Olhas para mim, mas nunca me vês
à distância estão nossos corações.
Não me verias mesmo que fosse três
ou por ti chamasse a plenos pulmões.
Sofro perdida de amores, que louca,
minha pele ferve quando me tocas,
anseio pelos beijos dessa tua boca,
aspiro cega o ar que tu deslocas.
Porquê que não reparas em mim?
Logo de manhã a cidade de Silveira acordou com mais um poema pintado, desta vez no asfalto da estrada. Mais concretamente no cruzamento da Teotónio da Silva Street com a Ford Street (homenagem à fábrica de automóveis onde o venerável Teotónio iniciou a sua ascensão à imortalidade corporizada nesta cidade). Perto deste cruzamento está a casa do senhor Peninha. Pela Ford passamos da Teotónio da Silva para a rua onde vivo, a Sado Street.

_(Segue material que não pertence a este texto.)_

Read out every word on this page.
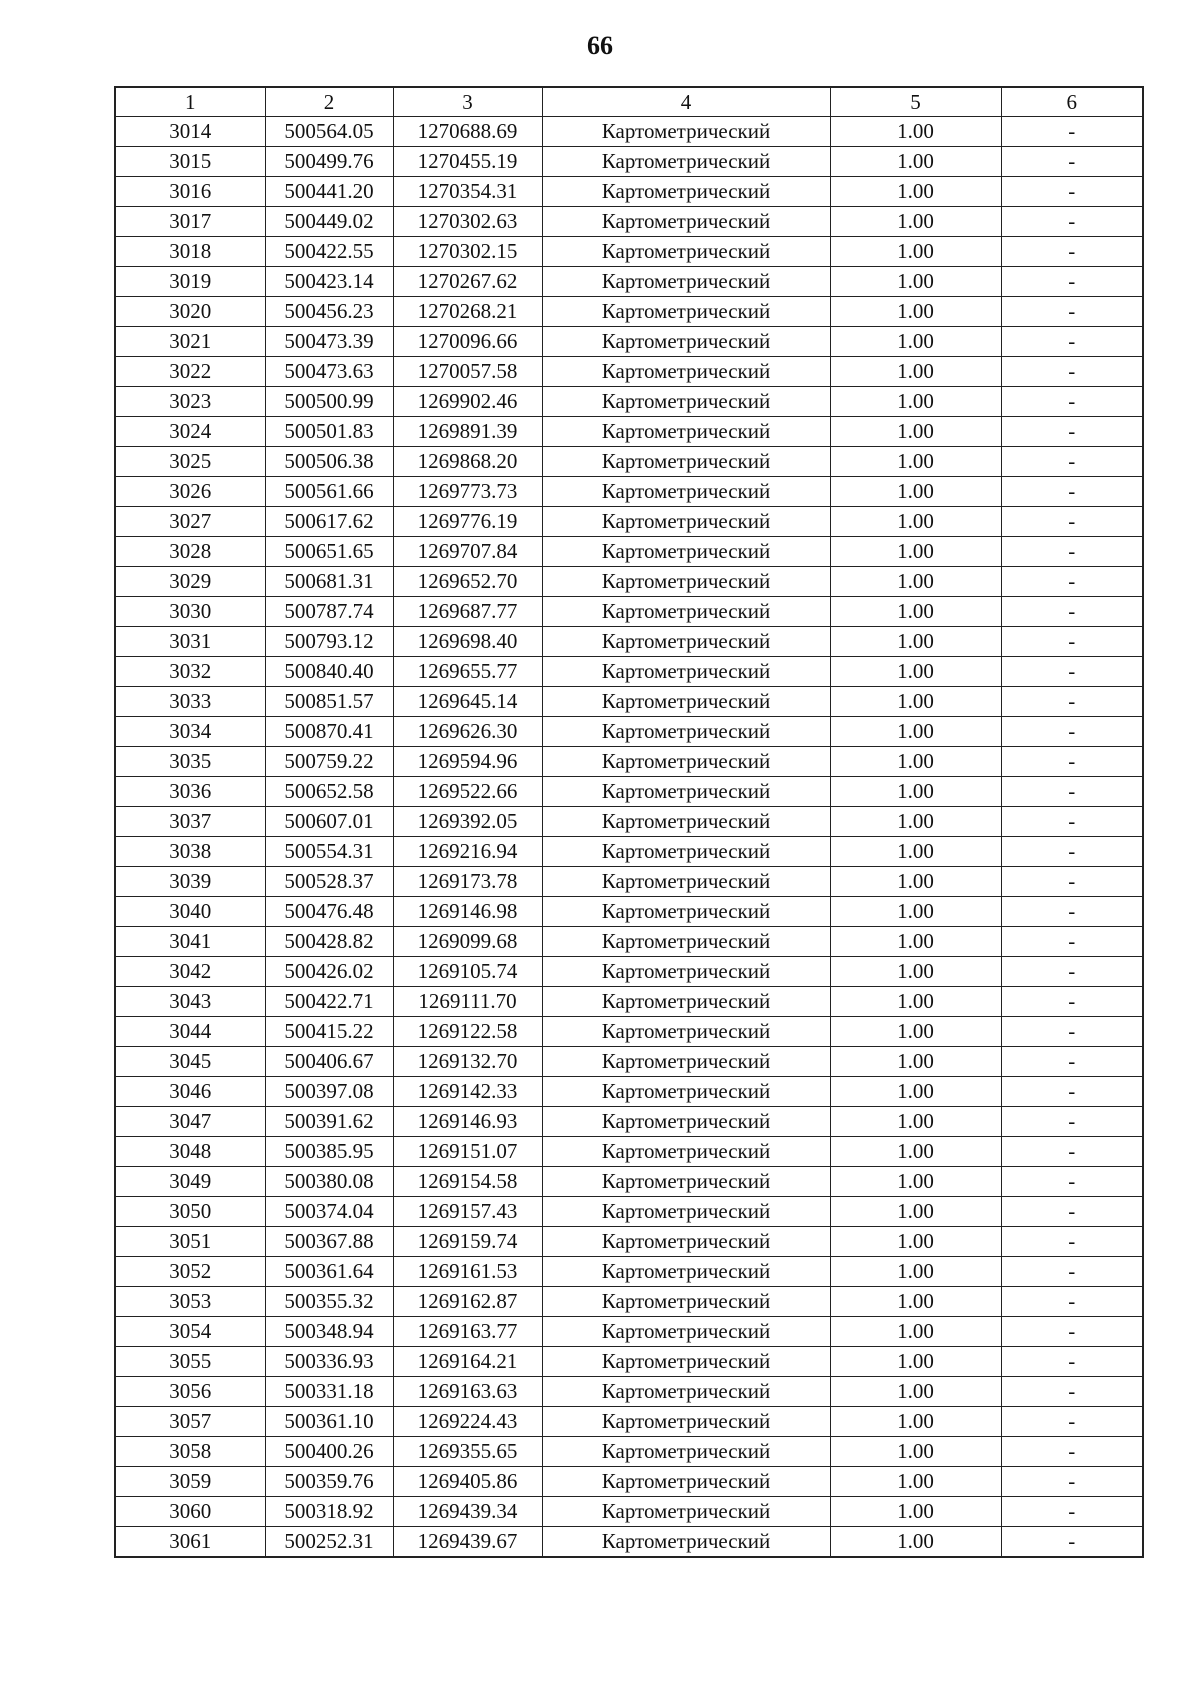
66
1	2	3	4	5	6
3014	500564.05	1270688.69	Картометрический	1.00	-
3015	500499.76	1270455.19	Картометрический	1.00	-
3016	500441.20	1270354.31	Картометрический	1.00	-
3017	500449.02	1270302.63	Картометрический	1.00	-
3018	500422.55	1270302.15	Картометрический	1.00	-
3019	500423.14	1270267.62	Картометрический	1.00	-
3020	500456.23	1270268.21	Картометрический	1.00	-
3021	500473.39	1270096.66	Картометрический	1.00	-
3022	500473.63	1270057.58	Картометрический	1.00	-
3023	500500.99	1269902.46	Картометрический	1.00	-
3024	500501.83	1269891.39	Картометрический	1.00	-
3025	500506.38	1269868.20	Картометрический	1.00	-
3026	500561.66	1269773.73	Картометрический	1.00	-
3027	500617.62	1269776.19	Картометрический	1.00	-
3028	500651.65	1269707.84	Картометрический	1.00	-
3029	500681.31	1269652.70	Картометрический	1.00	-
3030	500787.74	1269687.77	Картометрический	1.00	-
3031	500793.12	1269698.40	Картометрический	1.00	-
3032	500840.40	1269655.77	Картометрический	1.00	-
3033	500851.57	1269645.14	Картометрический	1.00	-
3034	500870.41	1269626.30	Картометрический	1.00	-
3035	500759.22	1269594.96	Картометрический	1.00	-
3036	500652.58	1269522.66	Картометрический	1.00	-
3037	500607.01	1269392.05	Картометрический	1.00	-
3038	500554.31	1269216.94	Картометрический	1.00	-
3039	500528.37	1269173.78	Картометрический	1.00	-
3040	500476.48	1269146.98	Картометрический	1.00	-
3041	500428.82	1269099.68	Картометрический	1.00	-
3042	500426.02	1269105.74	Картометрический	1.00	-
3043	500422.71	1269111.70	Картометрический	1.00	-
3044	500415.22	1269122.58	Картометрический	1.00	-
3045	500406.67	1269132.70	Картометрический	1.00	-
3046	500397.08	1269142.33	Картометрический	1.00	-
3047	500391.62	1269146.93	Картометрический	1.00	-
3048	500385.95	1269151.07	Картометрический	1.00	-
3049	500380.08	1269154.58	Картометрический	1.00	-
3050	500374.04	1269157.43	Картометрический	1.00	-
3051	500367.88	1269159.74	Картометрический	1.00	-
3052	500361.64	1269161.53	Картометрический	1.00	-
3053	500355.32	1269162.87	Картометрический	1.00	-
3054	500348.94	1269163.77	Картометрический	1.00	-
3055	500336.93	1269164.21	Картометрический	1.00	-
3056	500331.18	1269163.63	Картометрический	1.00	-
3057	500361.10	1269224.43	Картометрический	1.00	-
3058	500400.26	1269355.65	Картометрический	1.00	-
3059	500359.76	1269405.86	Картометрический	1.00	-
3060	500318.92	1269439.34	Картометрический	1.00	-
3061	500252.31	1269439.67	Картометрический	1.00	-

Quando vim da rádio não passei por ali e por isso não vi o poema escrito a tinta branca no meio do cruzamento. Assim que soube fui lá ver. Já estavam a lavar o chão. O xerife estava com cara de poucos amigos e todos os importantes da cidade, que por ali circulavam, faziam-lhe companhia no aspecto do rosto.
Quem me contara do poema foi o Mike. Ele vira-o na companhia do Luís ao regressarem da casa do Dr. Capuchinho. Deviam ser umas dez e meia, onze horas. Deram logo conta do atentado (expressão das autoridades), pois estava escrito de forma a ser lido por quem caminhasse em direcção do cruzamento. O Luís escreveu uma cópia do poema para nós lermos. Se não o fizesse o mais certo era não chegarmos a lê-lo.
No regresso de ter ido ver o chão a ser lavado fui pensando no que o poema significava. Se a Joana o escreveu, porquê ali? Ela viu-me sair da casa do avô, como é que queria que o lesse? Algo não batia certo.
- Beto, porquê que foste ver o cruzamento? – Disse o Mike sentado no alpendre onde eu o deixara. – Já leste o poema, querias confirmar se o copiámos bem?
- Não sei. Foi algo do género de ir ver um jogo ao campo em vez de o ver na televisão.
- Man, desde o último grafitti que estás estranho.
- E tu já nasceste estranho. O que achaste deste poema?
- É diferente dos outros. Talvez seja de outra pessoa. Há muita gaja carente por aí. Eu não dou para todas. – Ri-se e aponta para mim. – Tu tens que mostrar mais empenho.
- Yeah e o Luís também. – Às vezes dizemos coisas destas para despistar o interlocutor, eu só queria consolar a minha Joaninha.
- Nã, o Luís já está apanhado... – Havia uma certa amargura na sua voz.
- O Luís? Reatou com a namorada?
- Nã... Ele ficou apanhadinho pela priminha.
- Priminha? Qual?
- A tua.
- Minha?
- A Clarissa. Dah!? Está lento hoje.
- A Clarissa? Ele? – Sim, agora reparava, eles tinham estado juntos bastante tempo. – Estou a ver...
- Vê-se. Hoje estás mesmo... Eu bem que queria variar um pouco, às vezes as silveirenses cansam-me, mas o Luís não a largou nem um pouco. Tive que sair ao mesmo tempo que ele, porque o Capuchinho queria deitar-se.
- E ela? Achas que está na dele?
- Yeah. – Voz triste. – Parece que sim.
- Mike, o Luís tem o direito de arranjar alguém, não tem? E ela também não mostrou nenhum interesse especial em ti... por isso, para quê estares triste? Move foward, man.
- Yeah, there’s plenty of girls in the world. – Disse ele com sotaque à cowboy exagerando no a aberto do girls. Rimo-nos.
Pois, mantém-se o mistério. Talvez haja realmente mais do que uma pessoa a escrever os poemas, alguém que achou aquilo boa ideia e resolveu fazer o mesmo, para ajudar à confusão.